代表挨拶

2024年1月

あなたの第二外国語はなんですか?

私の学生時代には、「理系なら第二外国語はドイツ語が有用だ」と言われており、リケ女だった私は、迷わず大学での第二外国語はドイツ語を選択しました。そして、英語にはない冠詞等の格変化を、1か月かけて覚えたものです。
(der des dem den....die der der die...ドイツ語を習った方には懐かしい響きでしょう?)

ドイツは大好きな国ですし、アメリカ留学中にドイツ人とも仲良くなれたので、ドイツ語を学んで本当に良かったと思いました。

さて、そのアメリカ留学中の最後の学期に、ドイツ語の授業をとりました(アメリカ人にとっては第一外国語ですが)。アメリカに2年いても、アメリカ人と対等にディスカッションをしているとは言い難かったので、日本の大学で2年間習っていたアドバンテージを生かして、ドイツ語でアメリカ人をこてんぱんにしようと思ったわけです(笑)。しかしながら、最初の授業で私の野望は木っ端みじんになりました。その、アメリカ人のドイツ語の先生の言葉は、今でも忘れられません。

「ドイツ語には、英語と違って名詞の現れる位置によって、冠詞がder,des,dem,denのように格変化がある。名詞も女性・男性・中性とあり、それぞれ格変化が違う。英語と違ってとても複雑だ。しかし、不安に思う必要はない。小さい声でdemって言ったらそれで通じるから。」

私の大学1年生の最初の1か月で頑張って覚えた努力を、その先生は簡単に吹っ飛ばしたわけです(笑)。そして、すべてdemで代用してくるアメリカ人に、あっという間にドイツ語会話でも遅れをとってしまいました。大変悔しい思いをした私は、卒業後に6週間ドイツに語学留学をし、その勢いで行った東欧旅行もドイツ語で乗り切りましたが、今となってはとても楽しい思い出です。

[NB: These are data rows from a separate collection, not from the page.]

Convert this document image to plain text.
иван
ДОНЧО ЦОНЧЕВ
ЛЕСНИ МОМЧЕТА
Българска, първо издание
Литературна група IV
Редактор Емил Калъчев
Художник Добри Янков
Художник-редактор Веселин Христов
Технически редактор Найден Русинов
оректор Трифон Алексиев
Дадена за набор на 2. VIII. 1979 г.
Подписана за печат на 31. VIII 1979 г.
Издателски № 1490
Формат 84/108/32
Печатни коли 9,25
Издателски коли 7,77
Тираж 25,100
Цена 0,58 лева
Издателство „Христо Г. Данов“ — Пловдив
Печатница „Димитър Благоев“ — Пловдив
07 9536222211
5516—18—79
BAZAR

そんな私も今は翻訳会社を経営しているわけですが、プロとしてお金をいただいて翻訳する以上、当然冠詞を一つで済ませるわけにはいきません。
「神は細部に宿りたもう」といいますが、細部まで手を抜かず心を込め、それでいて主たるメッセージが見失われないよう、言語と日々格闘しているのが、アークコミュニケーションズでも大変お世話になっている翻訳者のみなさんです。

そんな翻訳者の方たちに、今年も"Translator of the Year"を贈呈しました。アークコミュニケーションズでは創業以来、その年にご活躍いただいた翻訳者に"Translator of the Year"という賞をお贈りし続けており、今回で18回目となりました。依頼の多い日英や英日翻訳者の受賞が圧倒的に多くはなっておりますが、多様化する世の中、他の言語の受賞者もこれから増えていくことだろうと、楽しみにしています。

今年もよろしくお願いいたします。